Menurut Yuke, PNM yang jumlahnya cukup besar tersebut akan digunakan menyubsidi bunga kredit sebesar tujuh persen. Namun target dari subsidi ini kurang tepat karena dananya akan digunakan menyubsidi produsen dan eksportir yang sudah mapan.
Subsidi bunga oleh negara, lanjut Irfan, lebih cocok digunakan untuk nasabah Kredit Usaha Rakyat (KUR). Namun, kenyataannya, subsidi ini akan digunakan untuk produsen yang sudah mapan. "Yang pinjamannya di bawah Rp25 juta, tanpa agunan," ujar Yuke.

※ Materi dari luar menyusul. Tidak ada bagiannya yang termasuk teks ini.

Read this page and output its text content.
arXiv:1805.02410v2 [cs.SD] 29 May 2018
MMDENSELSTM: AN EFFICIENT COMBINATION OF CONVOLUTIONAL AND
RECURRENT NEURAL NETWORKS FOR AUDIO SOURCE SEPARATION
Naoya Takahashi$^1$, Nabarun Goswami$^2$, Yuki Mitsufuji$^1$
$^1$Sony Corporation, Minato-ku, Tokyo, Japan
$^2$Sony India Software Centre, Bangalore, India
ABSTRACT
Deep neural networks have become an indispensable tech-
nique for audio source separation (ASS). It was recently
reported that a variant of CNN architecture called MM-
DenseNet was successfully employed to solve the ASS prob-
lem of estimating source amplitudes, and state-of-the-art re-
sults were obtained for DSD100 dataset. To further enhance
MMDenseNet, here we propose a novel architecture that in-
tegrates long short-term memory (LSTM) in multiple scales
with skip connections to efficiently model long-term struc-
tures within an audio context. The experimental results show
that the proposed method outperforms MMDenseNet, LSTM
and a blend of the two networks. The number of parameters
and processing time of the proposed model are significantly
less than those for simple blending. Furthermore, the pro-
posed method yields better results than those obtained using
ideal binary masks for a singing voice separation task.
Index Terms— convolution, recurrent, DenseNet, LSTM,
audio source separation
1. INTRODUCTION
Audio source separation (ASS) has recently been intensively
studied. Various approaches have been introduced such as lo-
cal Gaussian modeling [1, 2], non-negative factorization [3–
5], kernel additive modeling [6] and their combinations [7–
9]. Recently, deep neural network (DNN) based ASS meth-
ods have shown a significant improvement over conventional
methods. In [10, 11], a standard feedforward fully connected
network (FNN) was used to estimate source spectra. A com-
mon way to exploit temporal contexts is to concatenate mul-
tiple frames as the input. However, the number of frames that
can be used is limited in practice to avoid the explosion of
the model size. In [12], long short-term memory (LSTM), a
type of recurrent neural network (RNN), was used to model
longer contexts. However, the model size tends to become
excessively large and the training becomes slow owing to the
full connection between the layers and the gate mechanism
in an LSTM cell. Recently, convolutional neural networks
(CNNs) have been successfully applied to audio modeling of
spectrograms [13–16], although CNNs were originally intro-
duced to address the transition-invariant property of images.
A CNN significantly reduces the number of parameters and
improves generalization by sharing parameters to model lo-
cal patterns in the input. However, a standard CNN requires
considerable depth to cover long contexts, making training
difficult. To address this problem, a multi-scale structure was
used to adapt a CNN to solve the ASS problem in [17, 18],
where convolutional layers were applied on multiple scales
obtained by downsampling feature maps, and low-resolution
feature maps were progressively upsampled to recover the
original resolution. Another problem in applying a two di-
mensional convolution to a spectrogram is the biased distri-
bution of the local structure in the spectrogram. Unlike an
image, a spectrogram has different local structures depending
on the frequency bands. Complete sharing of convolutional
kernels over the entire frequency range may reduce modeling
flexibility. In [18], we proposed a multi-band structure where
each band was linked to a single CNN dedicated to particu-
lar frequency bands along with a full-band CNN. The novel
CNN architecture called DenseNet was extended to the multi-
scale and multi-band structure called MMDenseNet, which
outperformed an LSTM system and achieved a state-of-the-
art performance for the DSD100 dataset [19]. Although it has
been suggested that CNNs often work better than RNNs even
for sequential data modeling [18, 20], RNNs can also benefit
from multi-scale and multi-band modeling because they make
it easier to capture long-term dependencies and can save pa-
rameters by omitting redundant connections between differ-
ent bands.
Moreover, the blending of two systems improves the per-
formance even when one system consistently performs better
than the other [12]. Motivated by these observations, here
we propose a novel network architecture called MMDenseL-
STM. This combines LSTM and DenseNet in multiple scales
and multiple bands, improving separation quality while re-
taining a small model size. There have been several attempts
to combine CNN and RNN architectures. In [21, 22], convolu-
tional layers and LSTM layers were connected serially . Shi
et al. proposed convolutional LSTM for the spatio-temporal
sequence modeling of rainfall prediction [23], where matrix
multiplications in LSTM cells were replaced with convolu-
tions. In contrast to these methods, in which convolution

Seperti diketahui Direktur Eksekutif LPEI Ngalim Sawega menyatakan PMN Rp1 triliun tahun ini diperusahaannya akan digunakan untuk menyubsidi bunga pinjaman sektor yang rawan terjadi PHK (padat karya) seperti produsen crude palm oil (CPO), batu bara, tekstil, karet, kakao, dan alas kaki.
Namun, Hipmi menilai, subsidi bunga oleh negara lebih pantas diberikan kepada pengusaha mikro dan pemula yang nilainnya dibawah Rp25 juta. Menurut Hipmi, tidak semua UKM layak mendapat subsidi bunga, apalagi kemudian untuk produsen-produsen seperti produsen CPO, batu bara, tekstil, karet, kakao, dan alas kaki.
Dia menilai, subsidi bunga kepada pelaku UKM utamanya nasabah KUR lebih tepat diberikan kepada PT Bank Rakyat Indonesia Tbk (Persero). Pasalnya, bank ini lebih punya pengalaman menyalurkan panjang menyalurkan bantuan pemerintah berupa subsidi kepada pelaku usaha kecil dan mikro.